La situation budgétaire globale est mieux qu’on ne le pensait il y a près de six mois, mais on ne peut ignorer que le gouvernement continue de subir les mêmes pressions que les Canadiens, les coûts d’emprunt plus élevés grignotant les recettes. Les frais liés à la dette publique devraient augmenter de manière stable, passant de 58,7 milliards de dollars en 2026-2027 à 80,9 milliards de dollars en 2030-2031. Cela place le service de la dette parmi les trois principales dépenses que le gouvernement doit gérer (selon la manière dont les dépenses de défense sont comptabilisées), dépassé uniquement par les prestations versées aux Canadiens âgés.
Principales initiatives
Le Fonds pour un Canada fort : le fonds d’investissement souverain du Canada
- 25 milliards de dollars sur trois ans, selon la comptabilité de caisse, pour lancer le Fonds pour un Canada fort.
La stratégie Une Équipe Canada forte :
- 2 milliards de dollars sur cinq ans, à compter de 2026-2027, et 262 millions de dollars en continu, afin d’augmenter le nombre de jeunes dans les métiers spécialisés.
- 331 millions de dollars sur cinq ans, à compter de 2026-2027, et 18 millions de dollars en continu pour renforcer et moderniser la formation en apprentissage afin de faciliter l’obtention du Sceau rouge.
- 3,4 milliards de dollars sur cinq ans, à compter de 2026-2027, et 468 millions de dollars en continu pour relever les défis qui peuvent empêcher les apprentis de terminer leur formation.
- 250 millions de dollars sur cinq ans, à compter de 2026-2027, et 45 millions en continu, pour accroître la capacité de formation aux métiers spécialisés du Canada par l’intermédiaire des FAC.
La mise en place de l’Agence de l’investissement pour la défense en tant qu’entité autonome :
- 103,8 millions de dollars sur cinq ans, à compter de 2026-2027, et 22,3 millions de dollars en continu pour la mise en place et le fonctionnement de l’Agence de l’investissement pour la défense.
- Présenter un projet de loi visant à faire de l’Agence de l’investissement pour la défense une entité autonome, ainsi que des modifications législatives à la Loi sur la production de défense afin de doter l’Agence de l’investissement pour la défense de pouvoirs élargis nécessaires à son fonctionnement.
Réduire les taux de cotisation au Régime de pensions du Canada de 9,9 % à 9,5 %, à compter du 1er janvier 2027.

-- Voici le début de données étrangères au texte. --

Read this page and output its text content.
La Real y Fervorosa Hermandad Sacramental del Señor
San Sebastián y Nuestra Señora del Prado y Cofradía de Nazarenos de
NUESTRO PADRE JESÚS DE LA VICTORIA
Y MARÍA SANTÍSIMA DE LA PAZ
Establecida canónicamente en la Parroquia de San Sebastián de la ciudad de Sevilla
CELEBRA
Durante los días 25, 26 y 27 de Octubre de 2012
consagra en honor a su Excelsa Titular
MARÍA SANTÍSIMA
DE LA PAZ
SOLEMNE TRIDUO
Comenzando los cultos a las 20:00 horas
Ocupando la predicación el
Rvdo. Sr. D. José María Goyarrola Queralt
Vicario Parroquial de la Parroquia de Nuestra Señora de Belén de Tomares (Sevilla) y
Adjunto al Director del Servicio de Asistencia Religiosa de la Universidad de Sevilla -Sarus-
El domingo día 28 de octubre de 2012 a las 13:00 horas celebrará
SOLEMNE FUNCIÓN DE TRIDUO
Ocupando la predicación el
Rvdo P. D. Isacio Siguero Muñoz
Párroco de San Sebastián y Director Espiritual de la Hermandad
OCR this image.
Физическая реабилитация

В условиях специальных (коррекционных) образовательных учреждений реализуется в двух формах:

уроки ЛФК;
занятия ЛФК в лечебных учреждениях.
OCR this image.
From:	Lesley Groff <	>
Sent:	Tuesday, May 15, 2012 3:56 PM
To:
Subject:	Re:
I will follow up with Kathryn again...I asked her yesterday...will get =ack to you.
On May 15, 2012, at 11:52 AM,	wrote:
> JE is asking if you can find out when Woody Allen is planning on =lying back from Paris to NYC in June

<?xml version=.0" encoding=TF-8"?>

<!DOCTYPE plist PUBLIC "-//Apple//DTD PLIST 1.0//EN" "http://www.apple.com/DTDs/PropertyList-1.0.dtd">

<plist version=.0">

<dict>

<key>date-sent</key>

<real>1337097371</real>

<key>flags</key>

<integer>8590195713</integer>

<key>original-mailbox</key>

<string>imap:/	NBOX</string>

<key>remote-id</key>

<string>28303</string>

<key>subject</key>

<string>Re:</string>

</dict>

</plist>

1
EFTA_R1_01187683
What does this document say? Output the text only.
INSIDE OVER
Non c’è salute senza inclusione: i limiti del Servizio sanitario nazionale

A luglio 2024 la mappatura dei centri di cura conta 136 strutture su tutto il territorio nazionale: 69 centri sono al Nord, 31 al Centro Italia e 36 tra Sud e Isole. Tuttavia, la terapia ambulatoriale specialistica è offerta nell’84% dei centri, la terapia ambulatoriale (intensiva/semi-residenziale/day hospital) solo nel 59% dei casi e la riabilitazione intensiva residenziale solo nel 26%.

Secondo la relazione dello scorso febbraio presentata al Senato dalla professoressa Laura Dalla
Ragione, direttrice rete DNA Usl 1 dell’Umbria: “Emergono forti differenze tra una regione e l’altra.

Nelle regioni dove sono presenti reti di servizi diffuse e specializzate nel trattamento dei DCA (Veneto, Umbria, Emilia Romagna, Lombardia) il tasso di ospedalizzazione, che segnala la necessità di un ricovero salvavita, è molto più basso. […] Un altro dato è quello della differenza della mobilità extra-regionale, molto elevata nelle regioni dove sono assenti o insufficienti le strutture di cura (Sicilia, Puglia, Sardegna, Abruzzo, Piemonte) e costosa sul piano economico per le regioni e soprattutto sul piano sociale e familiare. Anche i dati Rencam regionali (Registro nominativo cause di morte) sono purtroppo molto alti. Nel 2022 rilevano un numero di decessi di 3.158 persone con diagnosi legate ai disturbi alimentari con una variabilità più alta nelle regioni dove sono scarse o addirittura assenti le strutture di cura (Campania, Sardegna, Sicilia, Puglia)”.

Lancer un plan pangouvernemental pour la concurrence afin de renforcer la productivité et l’abordabilité en veillant à ce que la concurrence soit une priorité dans toutes les politiques du gouvernement fédéral.
Mettre en œuvre des taux de déduction pour amortissement accéléré pour les installations de gaz naturel liquéfié à faibles émissions de carbone.
Rendre permanente l’exonération fiscale pour les fiducies collectives des employés.
957,8 millions de dollars sur cinq ans pour le Programme des ports pour petits bateaux.